Subject: RE: "UNIX on Intel" panel discussion at BayLISA on 17 September
To: Cousins, Kevin <Kevin.Cousins@praxa.com.au>
From: Jan B. Koum <jkb@best.com>
List: netbsd-advocacy
Date: 09/23/1998 18:55:13
  by homeworld.cygnus.com with SMTP; 24 Sep 1998 01:57:02 -0000
	by shell6.ba.best.com (8.9.0/8.9.0/best.sh) with SMTP id SAA08392;
	Wed, 23 Sep 1998 18:55:13 -0700 (PDT)
Date: Wed, 23 Sep 1998 18:55:13 -0700 (PDT)
From: "Jan B. Koum " <jkb@best.com>
To: "Cousins, Kevin" <Kevin.Cousins@praxa.com.au>
cc: "'netbsd-advocacy@netbsd.org'" <netbsd-advocacy@NetBSD.ORG>
Subject: RE: "UNIX on Intel" panel discussion at BayLISA on 17 September
In-Reply-To: <FC9E4D476E24D21189130000F80049E010EB84@SYDINFO2>
Message-ID: <Pine.BSF.4.02A.9809231854510.7941-100000@shell6.ba.best.com>
MIME-Version: 1.0
Content-Type: TEXT/PLAIN; charset=US-ASCII

On Thu, 24 Sep 1998, Cousins, Kevin wrote:

>
>
>Are there any details on how this panel discussion went?  Jason?
>
>--Kevin.
>

>From rick@hugin.imat.com Wed Sep 23 18:54:46 1998
Date: Sun, 20 Sep 1998 23:44:05 -0700
From: Rick Moen <rick@hugin.imat.com>
To: baylisa@baylisa.org
Subject: BayLISA 17 Sept. 1998 meeting notes

[I took these notes for San Francisco FreeBSD User Group's
mailing list, and felt they might be appreciated here, too.]


BayLISA meeting notes
17 September 1998

The panel was in the form of 10-minute presentations by each
of the panelists, in turn, followed by a collective Q&A session
Some of them had a tendancy to use overhead foils with tiny, 
illegible print, the information in which was totally wasted,
under the circumstances.  Suggestion to presenters:  If you use
visual aids, stick to larger point sizes, and give the audience
a URL where they can look up your presentation materials.

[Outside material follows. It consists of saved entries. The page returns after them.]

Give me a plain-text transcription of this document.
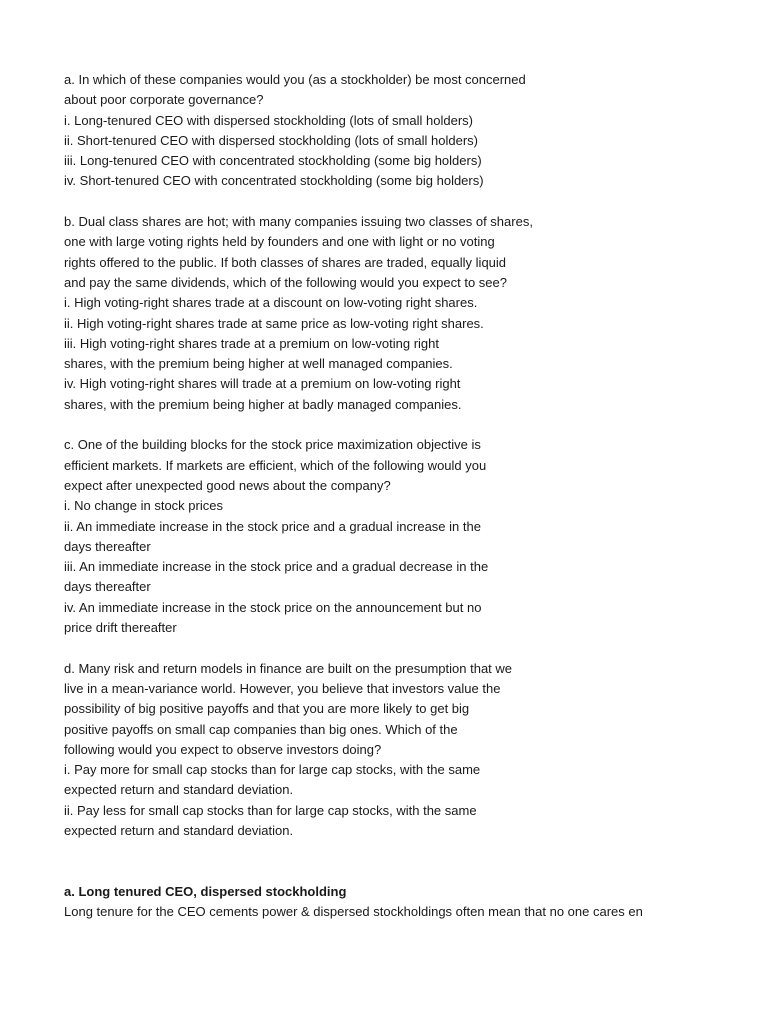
a. In which of these companies would you (as a stockholder) be most concerned
about poor corporate governance?
i. Long-tenured CEO with dispersed stockholding (lots of small holders)
ii. Short-tenured CEO with dispersed stockholding (lots of small holders)
iii. Long-tenured CEO with concentrated stockholding (some big holders)
iv. Short-tenured CEO with concentrated stockholding (some big holders)
b. Dual class shares are hot; with many companies issuing two classes of shares,
one with large voting rights held by founders and one with light or no voting
rights offered to the public. If both classes of shares are traded, equally liquid
and pay the same dividends, which of the following would you expect to see?
i. High voting-right shares trade at a discount on low-voting right shares.
ii. High voting-right shares trade at same price as low-voting right shares.
iii. High voting-right shares trade at a premium on low-voting right
shares, with the premium being higher at well managed companies.
iv. High voting-right shares will trade at a premium on low-voting right
shares, with the premium being higher at badly managed companies.
c. One of the building blocks for the stock price maximization objective is
efficient markets. If markets are efficient, which of the following would you
expect after unexpected good news about the company?
i. No change in stock prices
ii. An immediate increase in the stock price and a gradual increase in the
days thereafter
iii. An immediate increase in the stock price and a gradual decrease in the
days thereafter
iv. An immediate increase in the stock price on the announcement but no
price drift thereafter
d. Many risk and return models in finance are built on the presumption that we
live in a mean-variance world. However, you believe that investors value the
possibility of big positive payoffs and that you are more likely to get big
positive payoffs on small cap companies than big ones. Which of the
following would you expect to observe investors doing?
i. Pay more for small cap stocks than for large cap stocks, with the same
expected return and standard deviation.
ii. Pay less for small cap stocks than for large cap stocks, with the same
expected return and standard deviation.
a. Long tenured CEO, dispersed stockholding
Long tenure for the CEO cements power & dispersed stockholdings often mean that no one cares en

To recap, this was to be a panel on how to set up/configure 
high-reliability, high-performance Internet servers on sundry 
Intel Unix/Unix-like OSes.


1.  Paul Vixie (Internet Software Consortium founder & much more,
re: BSDI's BSD OS):  Likes all of {Free|Net|Open}BSD,
but prefers BSD OS because it _doesn't_ change often.  He always
uses the last patch level of the prior major release, to maximise
stability.  For example, BSDI has now come out with 4.0, so he
runs the most recent (final) patches of 3.1.  He has several 
machines running routed, gated, and screend in Palo Alto, and 
some others running the T1 and doing kerberos authentication.  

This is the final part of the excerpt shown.